Our fathers and grandfathers war in Korea is good example of our intervention in a civil war. Korea, like Iraq was a war of choice, the stated reasons we went to war was prevent the spread of communism, but keeping the fledging South Korean democracy from being replaced by tyrannical regime was also important. Now with perfect hindsight Communism (like WMD) were probably not as big of threat to our security as we were lead to believe. So on one level the chant (pick your President) lied and people died is correct. However, what war protester of the American civil war, Korean, Vietnam, Afghanistan, and Iraq war turn a blind eye is that regimes we were/are fighting against are truly horrific. Slavery in the south, Vietnamese reeducation camps, Pol Pot's killing fields, Milosevic's ethnic cleansing, the Taliban's stonings in the soccer stadium, Saddam's raping and gassing, Kim Jong Il and his dad's concentration camps and state famine are all examples of the evil we are really fighting.. These victims are not counting by the thousands like our war dead but by the millions and tens of millions. Our success in unpopular wars, has prevented millions of more victims, our failures (and failures to act) have emboldens the regimes to commit unimaginable atrocities. One only has to look at the prosperity of South Korea, and the hellish conditions of North Korea, to get an idea of the good America can do in a civil war, and the consequence when we aren't totally victorious.
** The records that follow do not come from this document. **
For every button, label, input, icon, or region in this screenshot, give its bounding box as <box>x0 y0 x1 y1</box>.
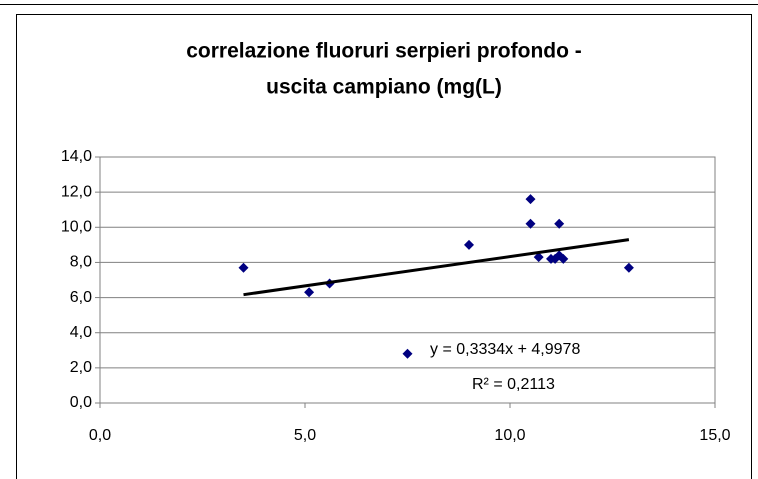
point <box>525 194 536 205</box>
trendline-equation: y = 0,3334x + 4,9978 <box>430 341 580 358</box>
point <box>623 262 634 273</box>
x-tick-label: 10,0 <box>494 427 525 444</box>
x-tick-label: 15,0 <box>699 427 730 444</box>
r-squared: R² = 0,2113 <box>472 376 555 393</box>
point <box>238 262 249 273</box>
y-tick-label: 2,0 <box>70 359 92 376</box>
point <box>464 239 474 250</box>
y-tick-label: 8,0 <box>70 254 92 271</box>
chart-border <box>16 14 752 479</box>
plot-border <box>99 156 716 404</box>
chart-title: uscita campiano (mg(L) <box>266 76 502 99</box>
y-tick-label: 14,0 <box>61 148 92 165</box>
point <box>304 287 315 298</box>
y-tick-label: 12,0 <box>61 183 92 200</box>
chart-title: correlazione fluoruri serpieri profondo … <box>186 40 582 63</box>
x-tick-label: 5,0 <box>294 427 316 444</box>
point <box>525 218 536 229</box>
point <box>402 348 413 359</box>
point <box>533 252 544 263</box>
x-tick-label: 0,0 <box>89 427 111 444</box>
trendline <box>243 238 630 297</box>
point <box>558 253 569 264</box>
y-tick-label: 0,0 <box>70 394 92 411</box>
point <box>550 253 561 264</box>
y-tick-label: 10,0 <box>61 219 92 236</box>
y-tick-label: 4,0 <box>70 324 92 341</box>
y-tick-label: 6,0 <box>70 289 92 306</box>
point <box>554 218 565 229</box>
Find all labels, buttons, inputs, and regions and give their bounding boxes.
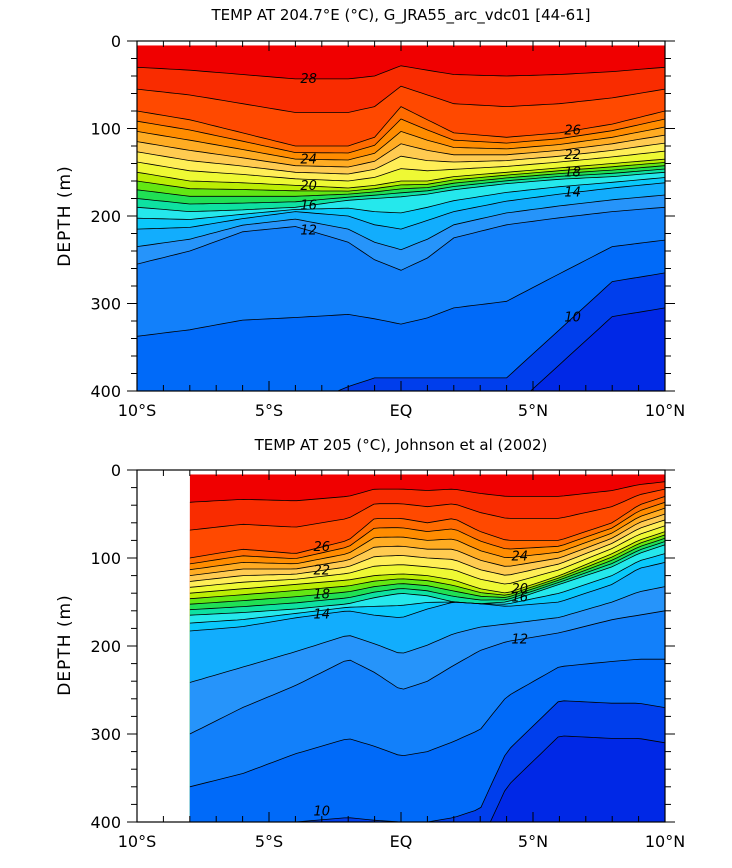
isotherm-28 (137, 65, 665, 80)
isotherm-14 (137, 182, 665, 230)
y-tick-label: 400 (90, 382, 121, 401)
y-tick-label: 0 (111, 32, 121, 51)
y-axis-label: DEPTH (m) (55, 594, 75, 695)
x-tick-label: 10°S (118, 401, 157, 420)
contour-label-26: 26 (314, 540, 331, 555)
y-tick-label: 100 (90, 549, 121, 568)
contour-label-18: 18 (314, 587, 331, 602)
isotherm-16 (189, 544, 666, 616)
contour-label-14: 14 (564, 186, 581, 201)
contour-label-26: 26 (564, 124, 581, 139)
isotherm-18 (137, 165, 665, 197)
panel-model: TEMP AT 204.7°E (°C), G_JRA55_arc_vdc01 … (55, 6, 685, 420)
isotherm-14 (189, 562, 666, 632)
isotherm-26 (137, 106, 665, 147)
isotherm-12 (137, 206, 665, 271)
isotherm-13 (189, 586, 666, 683)
x-tick-label: EQ (390, 401, 413, 420)
x-tick-label: 10°N (645, 401, 685, 420)
panel-observations: TEMP AT 205 (°C), Johnson et al (2002) D… (55, 436, 685, 851)
isotherm-19 (137, 162, 665, 192)
x-tick-label: 10°N (645, 832, 685, 851)
x-tick-label: 5°N (518, 832, 548, 851)
isotherm-25 (137, 118, 665, 154)
x-tick-label: 5°N (518, 401, 548, 420)
isotherm-23 (189, 513, 666, 576)
x-tick-label: 5°S (255, 401, 283, 420)
chart-title: TEMP AT 205 (°C), Johnson et al (2002) (254, 436, 548, 454)
isotherm-17 (137, 168, 665, 205)
isotherm-28 (189, 481, 666, 503)
isotherm-27 (189, 488, 666, 531)
isotherm-24 (137, 126, 665, 161)
isotherm-21 (189, 525, 666, 588)
isotherm-15 (137, 177, 665, 220)
isotherm-16 (137, 171, 665, 213)
isotherm-10 (294, 700, 666, 822)
contour-label-12: 12 (512, 632, 529, 647)
isotherm-21 (137, 150, 665, 182)
isotherm-9 (529, 307, 665, 391)
contour-label-22: 22 (314, 564, 331, 579)
isotherm-25 (189, 501, 666, 565)
x-tick-label: EQ (390, 832, 413, 851)
y-tick-label: 100 (90, 120, 121, 139)
contour-label-24: 24 (300, 152, 317, 167)
contour-label-14: 14 (314, 607, 331, 622)
isotherm-20 (189, 531, 666, 594)
contour-label-10: 10 (564, 311, 581, 326)
y-tick-label: 200 (90, 207, 121, 226)
contour-label-18: 18 (564, 166, 581, 181)
x-tick-label: 5°S (255, 832, 283, 851)
isotherm-13 (137, 194, 665, 251)
isotherm-12 (189, 610, 666, 735)
isotherm-15 (189, 553, 666, 624)
isotherm-20 (137, 158, 665, 189)
isotherm-10 (336, 272, 665, 391)
isotherm-11 (189, 658, 665, 788)
y-tick-label: 200 (90, 637, 121, 656)
isotherm-24 (189, 507, 666, 571)
isotherm-9 (489, 735, 666, 822)
isotherm-11 (137, 239, 665, 337)
chart-title: TEMP AT 204.7°E (°C), G_JRA55_arc_vdc01 … (210, 6, 590, 25)
isotherm-22 (137, 142, 665, 175)
contour-label-20: 20 (512, 582, 529, 597)
isotherm-22 (189, 519, 666, 582)
y-tick-label: 400 (90, 813, 121, 832)
y-tick-label: 0 (111, 461, 121, 480)
contour-label-12: 12 (300, 223, 317, 238)
x-tick-label: 10°S (118, 832, 157, 851)
temperature-band-9 (530, 307, 665, 391)
y-axis-label: DEPTH (m) (55, 165, 75, 266)
y-tick-label: 300 (90, 725, 121, 744)
isotherm-26 (189, 496, 666, 559)
contour-label-10: 10 (314, 804, 331, 819)
contour-label-24: 24 (512, 550, 529, 565)
isotherm-18 (189, 537, 666, 605)
y-tick-label: 300 (90, 295, 121, 314)
temperature-field (189, 474, 666, 822)
temperature-field (137, 45, 665, 391)
isotherm-19 (189, 534, 666, 600)
contour-label-28: 28 (300, 72, 317, 87)
contour-label-16: 16 (512, 591, 529, 606)
temperature-band-9 (490, 736, 665, 822)
isotherm-17 (189, 541, 666, 611)
isotherm-23 (137, 134, 665, 168)
contour-label-16: 16 (300, 199, 317, 214)
contour-label-20: 20 (300, 179, 317, 194)
contour-label-22: 22 (564, 148, 581, 163)
isotherm-27 (137, 85, 665, 113)
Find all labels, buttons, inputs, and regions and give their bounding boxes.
President Kennedy said "Let every nation know, whether it wishes us well or ill, that we shall pay any price, bear any burden, meet any hardship, support any friend, oppose any foe, to assure the survival and the success of liberty." JFK, was wrong we will not pay any price for other people's liberty. For instance, In the cold war, we would not risk a full scale war with Russia or China to help a country they invaded. But just because we will not pay "ANY" price doesn't mean we should be willing to pay SOME price. The table below shows a couple examples of the burden America has being willing to bear for "liberty".
Total Deaths Deaths Per Millions Freed People Liberated
Million Americans per American Death
Civil War (Union) 350,000 15,975 3.9 11
Korean War 33,651 224 20.3 603
Iraq War 3384 11 26.8 7920
I am guessing few Civil War moms were willing to sacrifice their son's lives to free eleven slaves (Especially because few white people felt Negroes were capable of handling freedom and democracy' sound familiar?). However, looking back aren't we glad they did? Almost all American's understand that removing Saddam regime was a great victory for liberty, when Saddam was executed he took with the infamous title,of "World #1 living killer". We also know that Iraq in anarchy, or controlled by clerics close to Iran, or by Al-Qaeda are all bad for the US and even worse for the long suffering people of Iraq . Those who declare this war un-winnable are ignoring the long and generally successful role that the US and our British allies have had in gradually bring stability to unstable situations. Iraq is not a football game and we are not in the fourth quarter. It is more like climbing a mountain, after discovering our first trail has been closed due to a rock slide. We have the best mountain climbers in world in our armed services and a new and very capable guide. The generations before us have climbed higher mountains, and under far worse conditions, we need to keep going.